Grey listened with his head tilted to one side, listening like a parakeet. The same amount of understanding seemed to be in his sleepy eyes, but it seemed to connect. “So Michael Brand knew.”
“He must have. Suspected is hard to swallow, especially since he must have known that Sean and Switzer beat Jamie.”
“He was dating Jamie? Why didn’t he do anything?”
Roan shook his head. “That I can’t say. But having met him, I’m gonna say he’s been broken. By who and why I don’t know. It’s possible Jamie’s death sent him into a spiral, and he simply didn’t want to – or just couldn’t – rat out a fellow officer.”
Grey’s head straightened up, and his eyes seemed to darken. Is this what his opponents on the ice saw? It was wonderfully intimidating. “Where’s he live?”
“No, Grey, that’s not how we’re doing this.”
“I’m paying you, yeah? I just want his address.”
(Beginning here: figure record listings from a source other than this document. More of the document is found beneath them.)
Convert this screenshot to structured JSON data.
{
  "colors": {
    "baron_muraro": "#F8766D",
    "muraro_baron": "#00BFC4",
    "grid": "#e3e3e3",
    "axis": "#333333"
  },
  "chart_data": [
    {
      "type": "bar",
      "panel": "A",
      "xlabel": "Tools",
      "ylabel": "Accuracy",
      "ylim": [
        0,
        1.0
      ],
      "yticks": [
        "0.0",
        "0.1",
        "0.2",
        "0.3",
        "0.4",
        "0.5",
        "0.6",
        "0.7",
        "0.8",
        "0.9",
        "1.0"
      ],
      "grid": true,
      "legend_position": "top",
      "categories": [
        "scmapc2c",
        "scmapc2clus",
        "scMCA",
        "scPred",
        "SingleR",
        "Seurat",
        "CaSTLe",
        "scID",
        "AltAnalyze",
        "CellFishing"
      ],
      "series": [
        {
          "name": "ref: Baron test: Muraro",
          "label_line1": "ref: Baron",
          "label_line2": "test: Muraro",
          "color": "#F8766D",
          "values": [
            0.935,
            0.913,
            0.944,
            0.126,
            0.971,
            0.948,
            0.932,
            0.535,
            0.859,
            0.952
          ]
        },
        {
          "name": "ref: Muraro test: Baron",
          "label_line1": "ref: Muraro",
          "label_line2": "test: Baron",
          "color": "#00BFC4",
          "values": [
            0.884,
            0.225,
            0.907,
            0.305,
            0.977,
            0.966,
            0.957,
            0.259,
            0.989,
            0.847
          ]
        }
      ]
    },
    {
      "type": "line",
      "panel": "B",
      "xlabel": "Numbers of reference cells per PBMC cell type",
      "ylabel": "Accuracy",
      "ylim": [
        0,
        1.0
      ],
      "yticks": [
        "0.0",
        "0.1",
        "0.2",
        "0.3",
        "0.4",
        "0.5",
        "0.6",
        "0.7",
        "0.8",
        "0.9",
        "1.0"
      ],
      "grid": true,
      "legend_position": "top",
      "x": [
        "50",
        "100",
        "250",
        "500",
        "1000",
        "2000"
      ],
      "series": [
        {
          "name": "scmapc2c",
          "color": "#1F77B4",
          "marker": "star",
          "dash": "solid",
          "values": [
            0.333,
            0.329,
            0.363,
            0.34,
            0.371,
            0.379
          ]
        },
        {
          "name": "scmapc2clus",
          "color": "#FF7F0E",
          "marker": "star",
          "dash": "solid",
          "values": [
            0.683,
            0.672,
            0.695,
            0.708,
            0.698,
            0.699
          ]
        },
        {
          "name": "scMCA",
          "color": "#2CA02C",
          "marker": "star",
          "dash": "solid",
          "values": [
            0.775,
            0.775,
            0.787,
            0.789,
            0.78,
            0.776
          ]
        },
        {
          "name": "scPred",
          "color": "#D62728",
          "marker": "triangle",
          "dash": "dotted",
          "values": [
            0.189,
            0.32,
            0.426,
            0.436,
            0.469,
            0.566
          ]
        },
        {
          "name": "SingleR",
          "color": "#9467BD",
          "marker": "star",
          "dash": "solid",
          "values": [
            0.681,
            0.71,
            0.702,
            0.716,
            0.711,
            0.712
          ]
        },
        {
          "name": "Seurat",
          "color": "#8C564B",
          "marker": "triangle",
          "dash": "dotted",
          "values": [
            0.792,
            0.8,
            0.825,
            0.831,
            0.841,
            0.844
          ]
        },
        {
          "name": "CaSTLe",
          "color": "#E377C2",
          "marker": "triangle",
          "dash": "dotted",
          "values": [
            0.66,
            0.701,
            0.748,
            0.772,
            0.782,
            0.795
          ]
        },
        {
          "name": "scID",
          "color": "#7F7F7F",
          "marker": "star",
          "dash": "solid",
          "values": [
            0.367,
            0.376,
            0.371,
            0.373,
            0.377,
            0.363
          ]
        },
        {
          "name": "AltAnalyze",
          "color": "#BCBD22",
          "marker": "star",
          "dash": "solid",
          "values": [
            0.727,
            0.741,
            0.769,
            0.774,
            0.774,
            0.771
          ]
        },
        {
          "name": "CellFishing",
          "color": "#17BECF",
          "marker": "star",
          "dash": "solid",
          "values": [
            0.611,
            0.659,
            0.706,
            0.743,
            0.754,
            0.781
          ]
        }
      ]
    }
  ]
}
Roan shook his head. “Hurting him won’t bring Jamie back. It probably won’t even give you any satisfaction – he’s too easy an opponent.”
“Michael or Sean?”
“For you? Both. At the same time, with a head start.”
He seemed to consider that, chew it over like it was a piece of gristly meat. “How come you can’t go to the cops and tell them this?”
“I can, I will. But Sean’s confession to me was under duress; it wouldn’t hold up in court. Also he blames Switzer for everything, which I know is a lie, but it’s his word against my sense of smell. It’s only been legally cleared for identifying people’s scent and blood – I’ve never been legally cleared for smelling lies, although I can. Unless Sean confesses to them – or Michael fingers his brother, which I wouldn’t bet money on – there’s nothing to tie him to the scene, especially since Switzer is now dead. If he was alive, it would be easy to turn them against one another, but Switzer took the easy way out.”
“You shot him.”
“Yes. That was easy.”
He was still rolling this around, and didn’t like the taste of it. “Under duress? Did you torture him?”
“Do I look like Jack Bauer? No, I just scared him so badly that he started talking. He even pissed himself, which is why I may smell a bit like piss.”
Grey gave him a lazy half smile that was somehow very unsettling.“You scared him that badly?”
“I have my moments.”
“We could use you on the team. Stand you at the blue line and have you stare down the opponents.”
“It would be extra comic too, since I can’t skate.”
“We’ll prop you up.” He wiped his fist across his mouth, and the dark shadow had yet to leave his eyes. He was still calculating the odds of finding the Brands and beating them to a pulpy mush. “You telling me they’re gonna get away with murder?”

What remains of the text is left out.